The last week has seen an outbreak of mutual name-calling between bloggers and the meainstream media, with one of the silliest contributions coming from my colleague Iain Macwhirter, the normally sensible Rector of Edinburgh University.

http://iainmacwhirter2.blogspot.com/

But beyond argument, the Guardian’s ground-breaking work on police brutality in the last week has been a huge reinforcement to the cause of liberty. The democratisation of video capture is something the Police have not caught up with – it is hard for them to blindside the referee now.

http://www.guardian.co.uk/uk/2009/apr/14/ian-tomlinson-assault-film-ipcc

We are used to institutional cover-up and fake inquiries to whitewash the truth, but the blatant nature of much of the corruption is still astonishing. In particular, over eighty per cent of street area in the City of London is covered by CCTV, and at the G20 protest this was supplemented by 83 police video cameras, plus the security services.

If you remember the “Tiger Tiger” attempted car bomb, to give just one example, the video footage was immediately released by the police to the public.

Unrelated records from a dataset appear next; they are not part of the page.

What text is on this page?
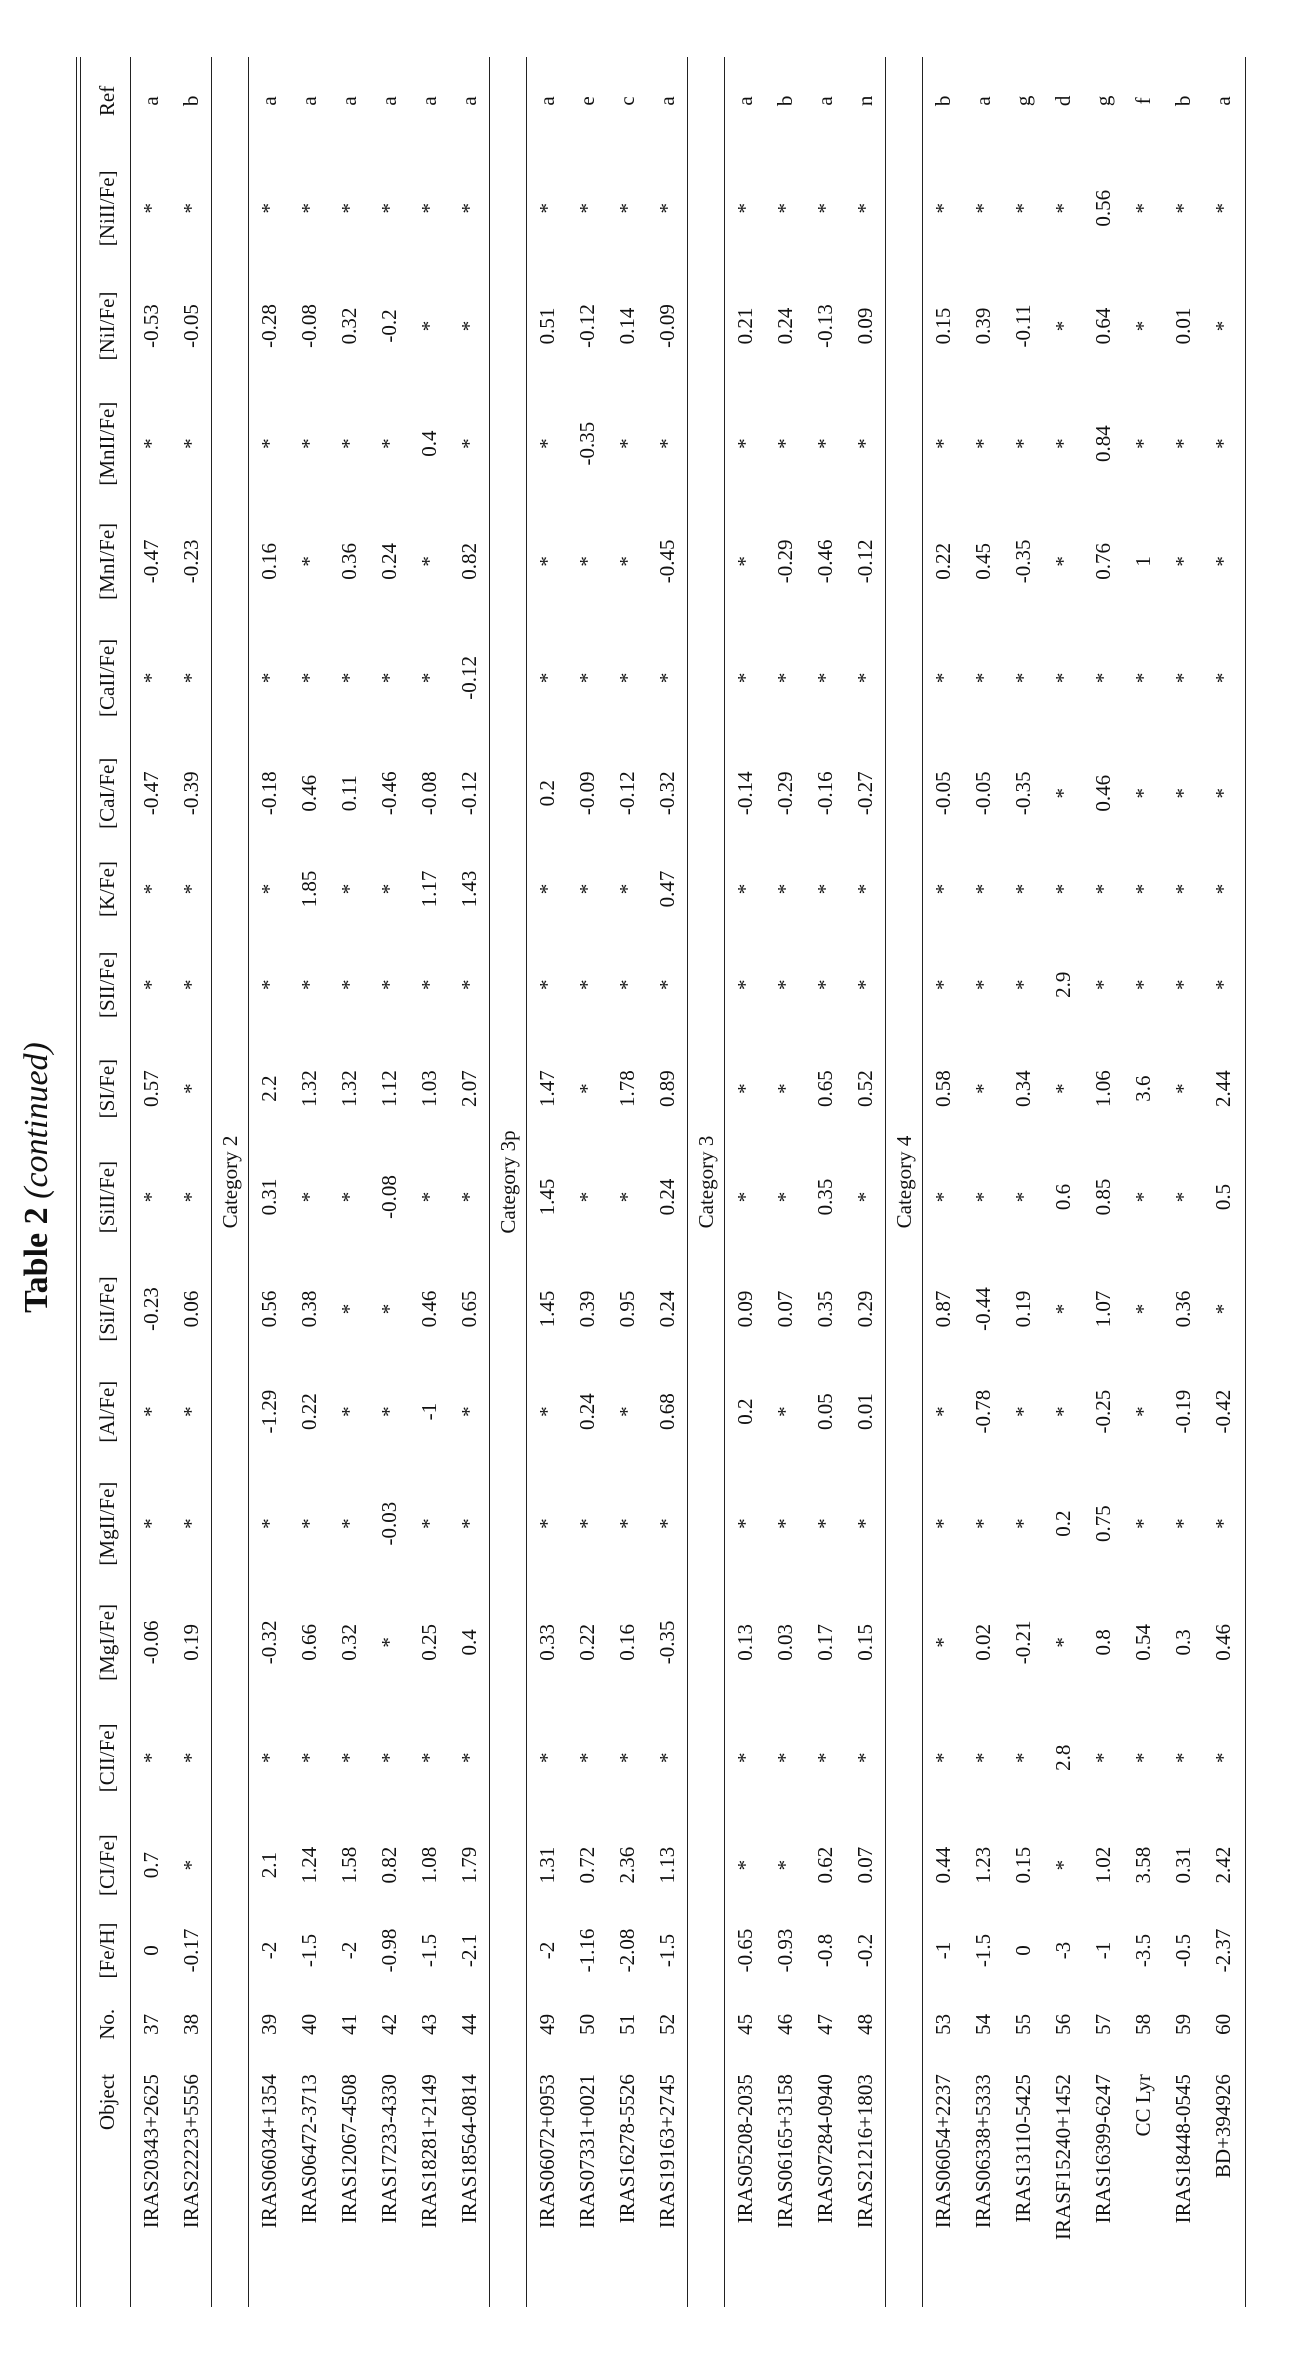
Table 2 (continued)
Object	No.	[Fe/H]	[CI/Fe]	[CII/Fe]	[MgI/Fe]	[MgII/Fe]	[Al/Fe]	[SiI/Fe]	[SiII/Fe]	[SI/Fe]	[SII/Fe]	[K/Fe]	[CaI/Fe]	[CaII/Fe]	[MnI/Fe]	[MnII/Fe]	[NiI/Fe]	[NiII/Fe]	Ref
IRAS20343+2625	37	0	0.7	*	-0.06	*	*	-0.23	*	0.57	*	*	-0.47	*	-0.47	*	-0.53	*	a
IRAS22223+5556	38	-0.17	*	*	0.19	*	*	0.06	*	*	*	*	-0.39	*	-0.23	*	-0.05	*	b
Category 2																			
IRAS06034+1354	39	-2	2.1	*	-0.32	*	-1.29	0.56	0.31	2.2	*	*	-0.18	*	0.16	*	-0.28	*	a
IRAS06472-3713	40	-1.5	1.24	*	0.66	*	0.22	0.38	*	1.32	*	1.85	0.46	*	*	*	-0.08	*	a
IRAS12067-4508	41	-2	1.58	*	0.32	*	*	*	*	1.32	*	*	0.11	*	0.36	*	0.32	*	a
IRAS17233-4330	42	-0.98	0.82	*	*	-0.03	*	*	-0.08	1.12	*	*	-0.46	*	0.24	*	-0.2	*	a
IRAS18281+2149	43	-1.5	1.08	*	0.25	*	-1	0.46	*	1.03	*	1.17	-0.08	*	*	0.4	*	*	a
IRAS18564-0814	44	-2.1	1.79	*	0.4	*	*	0.65	*	2.07	*	1.43	-0.12	-0.12	0.82	*	*	*	a
Category 3p																			
IRAS06072+0953	49	-2	1.31	*	0.33	*	*	1.45	1.45	1.47	*	*	0.2	*	*	*	0.51	*	a
IRAS07331+0021	50	-1.16	0.72	*	0.22	*	0.24	0.39	*	*	*	*	-0.09	*	*	-0.35	-0.12	*	e
IRAS16278-5526	51	-2.08	2.36	*	0.16	*	*	0.95	*	1.78	*	*	-0.12	*	*	*	0.14	*	c
IRAS19163+2745	52	-1.5	1.13	*	-0.35	*	0.68	0.24	0.24	0.89	*	0.47	-0.32	*	-0.45	*	-0.09	*	a
Category 3																			
IRAS05208-2035	45	-0.65	*	*	0.13	*	0.2	0.09	*	*	*	*	-0.14	*	*	*	0.21	*	a
IRAS06165+3158	46	-0.93	*	*	0.03	*	*	0.07	*	*	*	*	-0.29	*	-0.29	*	0.24	*	b
IRAS07284-0940	47	-0.8	0.62	*	0.17	*	0.05	0.35	0.35	0.65	*	*	-0.16	*	-0.46	*	-0.13	*	a
IRAS21216+1803	48	-0.2	0.07	*	0.15	*	0.01	0.29	*	0.52	*	*	-0.27	*	-0.12	*	0.09	*	n
Category 4																			
IRAS06054+2237	53	-1	0.44	*	*	*	*	0.87	*	0.58	*	*	-0.05	*	0.22	*	0.15	*	b
IRAS06338+5333	54	-1.5	1.23	*	0.02	*	-0.78	-0.44	*	*	*	*	-0.05	*	0.45	*	0.39	*	a
IRAS13110-5425	55	0	0.15	*	-0.21	*	*	0.19	*	0.34	*	*	-0.35	*	-0.35	*	-0.11	*	g
IRASF15240+1452	56	-3	*	2.8	*	0.2	*	*	0.6	*	2.9	*	*	*	*	*	*	*	d
IRAS16399-6247	57	-1	1.02	*	0.8	0.75	-0.25	1.07	0.85	1.06	*	*	0.46	*	0.76	0.84	0.64	0.56	g
CC Lyr	58	-3.5	3.58	*	0.54	*	*	*	*	3.6	*	*	*	*	1	*	*	*	f
IRAS18448-0545	59	-0.5	0.31	*	0.3	*	-0.19	0.36	*	*	*	*	*	*	*	*	0.01	*	b
BD+394926	60	-2.37	2.42	*	0.46	*	-0.42	*	0.5	2.44	*	*	*	*	*	*	*	*	a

Yet different rules apply when the footage captures police brutality. None of the footage that has proved the police violence, has come from official sources or cameras. Instead we have a series of contradictory lies about whether official camers were not there, not working or had just nipped off to the loo, at the moments police violence was captured by amateurs.

I have no doubt that there are many other instances of criminal police behaviour on the thousands of hours of official video. Those videos are being pored over by police and security services to capture images of individual demonstartors, identify them and add them to their secret security files. In so doing they are deliberately overlooking and most likely deleting evidence of police violence.

We must demand that every single second of the official video of the G20 demonstrations, filmed with public money, is released to the public. Online will be good.

What is secret about video of events at a public demonstration on public streets, witnessed by thousands of people?

The selective use of this public resource to gather “evidence” against demonstrators while ignoring and even destroying that against police, must be halted.